Anyway, I was persuaded/told I was going.  Paxman Diesels had a stand at the Fair, my dad had worked for them several years previously, so I got talking to them.  They asked me what my favourite subject was and I said Chemistry.  They said they were looking for an Apprentice Metallurgist … I did not even know what a Metallurgist was.  I decided at that moment, that I should look at other options as well as being a teacher and they gave me a form to fill in.

I took the form home and sat down with my parents that evening.  My mum was not keen on the idea at all “Engineering was not what girls did, they had nice jobs such as working in a bank”.  Probably because I can be stubborn, this made me more determined to apply for the role.  Going back a few years, my dad was a boiler engineering and from about the age of 8, my older brother Ricky would go with my dad, during school holidays ‘to learn the trade’.  When I got older and asked to also go with my dad, I was told it was not for girls as the language could be ‘bad’.

I also started to apply for other apprenticeships and youth training schemes (known as YTS’s).  To keep my mum happy, I applied for a couple of positions in banks – I went to one interview, looked around and realised that it was not for me.  At school, I got summoned to the headmaster’s office and told in no uncertain terms that I should be going on to college and then university as my grades were expected to be good (they were not bad).

By the end of August, I had the offer of the apprenticeship with Paxmans, an offer of a YTS with Colchester Lathe company and a place at Colchester college studying A-levels, I chose the apprenticeship.  I was one of two girls taking an Apprenticeship at Paxmans that year out of about 30.  We were on different Apprenticeships, so I did not see much of the other girl.  I had day release at Colchester Institute and Chelmsford College, as Colchester were not running all the units, I needed with the aim to eventually take a degree in Metallurgy.  I gained my ONC in Chemistry, being the only female on my course and my HNC in Mechanical Engineering with just one other young lady.

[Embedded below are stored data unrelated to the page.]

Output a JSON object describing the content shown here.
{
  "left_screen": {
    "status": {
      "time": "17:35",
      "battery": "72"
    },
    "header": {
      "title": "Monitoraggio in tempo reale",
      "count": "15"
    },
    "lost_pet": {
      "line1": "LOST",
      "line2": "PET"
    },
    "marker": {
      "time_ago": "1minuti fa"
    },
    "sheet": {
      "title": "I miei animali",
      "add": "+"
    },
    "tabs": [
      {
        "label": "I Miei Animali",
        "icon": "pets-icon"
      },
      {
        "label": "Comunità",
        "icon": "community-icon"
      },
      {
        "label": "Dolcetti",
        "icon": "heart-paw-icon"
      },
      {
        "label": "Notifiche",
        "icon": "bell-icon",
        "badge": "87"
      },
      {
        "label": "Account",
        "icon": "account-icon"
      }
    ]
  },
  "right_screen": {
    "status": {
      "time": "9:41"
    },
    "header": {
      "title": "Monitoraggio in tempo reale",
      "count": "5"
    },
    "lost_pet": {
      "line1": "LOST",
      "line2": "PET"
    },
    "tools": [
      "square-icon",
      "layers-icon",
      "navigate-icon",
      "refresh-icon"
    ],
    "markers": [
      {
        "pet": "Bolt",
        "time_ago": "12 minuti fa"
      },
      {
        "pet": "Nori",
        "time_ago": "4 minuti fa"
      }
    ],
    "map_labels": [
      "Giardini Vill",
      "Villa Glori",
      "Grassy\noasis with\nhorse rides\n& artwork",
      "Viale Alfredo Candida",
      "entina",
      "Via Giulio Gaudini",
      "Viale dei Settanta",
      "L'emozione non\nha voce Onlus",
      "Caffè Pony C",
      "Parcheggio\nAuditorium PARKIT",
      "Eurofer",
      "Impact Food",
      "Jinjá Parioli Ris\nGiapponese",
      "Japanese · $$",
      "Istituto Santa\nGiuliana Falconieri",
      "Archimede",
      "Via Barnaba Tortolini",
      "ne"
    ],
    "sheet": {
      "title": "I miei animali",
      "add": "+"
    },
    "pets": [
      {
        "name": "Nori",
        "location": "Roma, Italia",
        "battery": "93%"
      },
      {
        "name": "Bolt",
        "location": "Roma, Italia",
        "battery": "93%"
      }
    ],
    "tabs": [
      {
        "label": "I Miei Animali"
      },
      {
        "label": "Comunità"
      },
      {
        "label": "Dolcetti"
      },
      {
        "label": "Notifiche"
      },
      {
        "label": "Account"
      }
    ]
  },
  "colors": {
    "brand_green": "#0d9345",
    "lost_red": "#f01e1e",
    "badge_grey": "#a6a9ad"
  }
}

Wmen were still very unusual in Engineering – they worked in the offices of course but not many worked as engineers, or ‘got their hands dirty’.  Paxmans was very male dominated, and in those days, it was very common for walls to be covered in semi-naked photos of females and being wolf whistled at, while walking through the factory was common.

I had no issue with any of this and could give as good as I got when being harangued.  For me at 16, it was fun.  It was a different World to women entering engineering in the UK nowadays, the behaviour would not be allowed.  I have remained in male dominated industries since, and other than suffering from pay issues where I was not on equal pay to a male colleague on one occasion, and the odd bit of banter that has gone too far, it has been a very good experience and I would encourage any girls to consider engineering as a career.